Adult day care centers are typically open Monday through Friday during the day and give relief to caregivers during those hours. Surveys show the average cost of adult day centers is $56 per day, which is considerably under the cost of most other options for the frail elderly and people with dementia.

Finding Adult Day Care

To find care centers in your area, you can:

  • Talk with your loved one's doctor.
  • Contact your local Area Agency on Aging (check your phone book, or call 1-800-677-1116 for the AAA in your area).
  • Try the U.S. Administration on Aging's Eldercare Locator.
  • Check with your local senior center.
  • Talk to the staff at your church.
  • Check the yellow pages under "Adult Day Care" or "Senior Services."

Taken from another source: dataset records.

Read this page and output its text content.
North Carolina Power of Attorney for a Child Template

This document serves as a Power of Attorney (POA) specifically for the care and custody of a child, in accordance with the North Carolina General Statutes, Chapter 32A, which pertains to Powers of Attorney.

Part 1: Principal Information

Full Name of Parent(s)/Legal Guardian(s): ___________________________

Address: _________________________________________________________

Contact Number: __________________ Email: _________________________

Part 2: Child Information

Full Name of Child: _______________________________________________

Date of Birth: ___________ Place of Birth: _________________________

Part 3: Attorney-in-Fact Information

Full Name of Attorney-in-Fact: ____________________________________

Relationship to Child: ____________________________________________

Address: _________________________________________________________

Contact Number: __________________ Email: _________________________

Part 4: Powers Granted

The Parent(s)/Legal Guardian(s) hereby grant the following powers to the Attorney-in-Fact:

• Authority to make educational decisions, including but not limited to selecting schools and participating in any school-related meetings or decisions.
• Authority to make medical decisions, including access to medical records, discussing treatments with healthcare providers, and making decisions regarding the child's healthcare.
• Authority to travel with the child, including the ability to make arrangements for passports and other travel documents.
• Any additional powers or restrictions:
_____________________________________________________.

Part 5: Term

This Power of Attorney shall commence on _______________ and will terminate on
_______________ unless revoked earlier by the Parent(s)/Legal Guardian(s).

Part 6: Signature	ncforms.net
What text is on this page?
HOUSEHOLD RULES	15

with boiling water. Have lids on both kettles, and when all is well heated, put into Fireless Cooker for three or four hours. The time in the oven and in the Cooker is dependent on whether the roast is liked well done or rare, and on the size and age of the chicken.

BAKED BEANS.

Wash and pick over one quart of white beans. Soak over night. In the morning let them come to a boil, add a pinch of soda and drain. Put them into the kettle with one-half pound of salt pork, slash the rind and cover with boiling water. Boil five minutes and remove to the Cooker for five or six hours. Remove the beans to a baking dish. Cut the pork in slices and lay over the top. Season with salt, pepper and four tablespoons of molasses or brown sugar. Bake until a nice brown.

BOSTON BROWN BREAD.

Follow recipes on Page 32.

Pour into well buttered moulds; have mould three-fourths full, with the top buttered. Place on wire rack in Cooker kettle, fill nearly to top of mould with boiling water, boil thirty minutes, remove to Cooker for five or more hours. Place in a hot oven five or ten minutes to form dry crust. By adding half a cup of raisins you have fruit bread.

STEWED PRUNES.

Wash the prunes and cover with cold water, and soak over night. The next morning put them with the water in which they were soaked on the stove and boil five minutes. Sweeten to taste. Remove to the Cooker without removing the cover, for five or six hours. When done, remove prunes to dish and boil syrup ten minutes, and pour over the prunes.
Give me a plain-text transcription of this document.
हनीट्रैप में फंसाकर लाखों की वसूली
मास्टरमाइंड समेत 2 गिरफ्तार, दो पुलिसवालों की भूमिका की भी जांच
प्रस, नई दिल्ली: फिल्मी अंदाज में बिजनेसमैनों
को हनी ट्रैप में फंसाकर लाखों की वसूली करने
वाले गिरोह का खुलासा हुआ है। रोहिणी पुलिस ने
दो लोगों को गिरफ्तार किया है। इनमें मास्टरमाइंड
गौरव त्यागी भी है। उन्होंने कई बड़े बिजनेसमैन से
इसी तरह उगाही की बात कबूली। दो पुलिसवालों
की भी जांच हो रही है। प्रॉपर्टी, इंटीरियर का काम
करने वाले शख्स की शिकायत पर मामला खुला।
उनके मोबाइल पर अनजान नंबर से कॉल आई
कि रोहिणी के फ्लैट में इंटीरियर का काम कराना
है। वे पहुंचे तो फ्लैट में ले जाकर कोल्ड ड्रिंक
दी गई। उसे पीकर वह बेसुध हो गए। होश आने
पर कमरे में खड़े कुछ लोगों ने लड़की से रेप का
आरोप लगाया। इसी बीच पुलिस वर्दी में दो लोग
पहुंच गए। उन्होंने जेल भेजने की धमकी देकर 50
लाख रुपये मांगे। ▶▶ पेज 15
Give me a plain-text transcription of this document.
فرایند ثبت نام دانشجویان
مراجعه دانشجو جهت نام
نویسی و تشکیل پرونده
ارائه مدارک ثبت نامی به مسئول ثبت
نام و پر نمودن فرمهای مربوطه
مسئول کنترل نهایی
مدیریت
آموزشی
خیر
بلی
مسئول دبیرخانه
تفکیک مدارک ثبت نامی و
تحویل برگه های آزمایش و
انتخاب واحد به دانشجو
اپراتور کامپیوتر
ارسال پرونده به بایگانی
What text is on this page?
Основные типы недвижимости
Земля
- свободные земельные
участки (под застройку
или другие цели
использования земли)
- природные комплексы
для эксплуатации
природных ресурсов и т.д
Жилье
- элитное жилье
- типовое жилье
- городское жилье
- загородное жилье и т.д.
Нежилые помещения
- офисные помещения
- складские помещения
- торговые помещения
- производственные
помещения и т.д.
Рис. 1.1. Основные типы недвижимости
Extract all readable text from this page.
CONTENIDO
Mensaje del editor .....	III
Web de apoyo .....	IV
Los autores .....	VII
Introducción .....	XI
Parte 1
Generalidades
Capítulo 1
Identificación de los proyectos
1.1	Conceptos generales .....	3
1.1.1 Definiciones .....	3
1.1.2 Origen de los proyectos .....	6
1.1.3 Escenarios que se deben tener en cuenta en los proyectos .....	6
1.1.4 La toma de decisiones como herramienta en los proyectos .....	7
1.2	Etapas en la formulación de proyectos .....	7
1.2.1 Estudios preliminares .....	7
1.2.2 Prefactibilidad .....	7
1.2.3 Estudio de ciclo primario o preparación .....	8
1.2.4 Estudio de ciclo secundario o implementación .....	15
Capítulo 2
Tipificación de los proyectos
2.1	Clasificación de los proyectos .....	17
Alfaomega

Evaluating Adult Day Care Centers

You will want to find the best place for your loved one to spend those hours away from you. Be sure to check for:

  • Number of years in operation -- look for stability.
  • State license or certification, if required
  • Days and hours of operation
  • Financial costs -- be sure to look for any hidden costs (such as extra charges for transportation or special meals). Do they have any financial assistance available?
  • Meet the staff and ask for credentials -- can your loved one's health needs be met?
  • Is transportation provided?
  • Look at the menu -- can special dietary needs be met? It is a good sign if they ask you to stay for lunch.
  • Can they deal with conditions such as incontinence or dementia?
  • Ask for references -- if you can talk to the family of a client, that is even better.

Don't feel like you are failing your loved one if you need to get a break -- the time away from each other can be a great rejuvenator.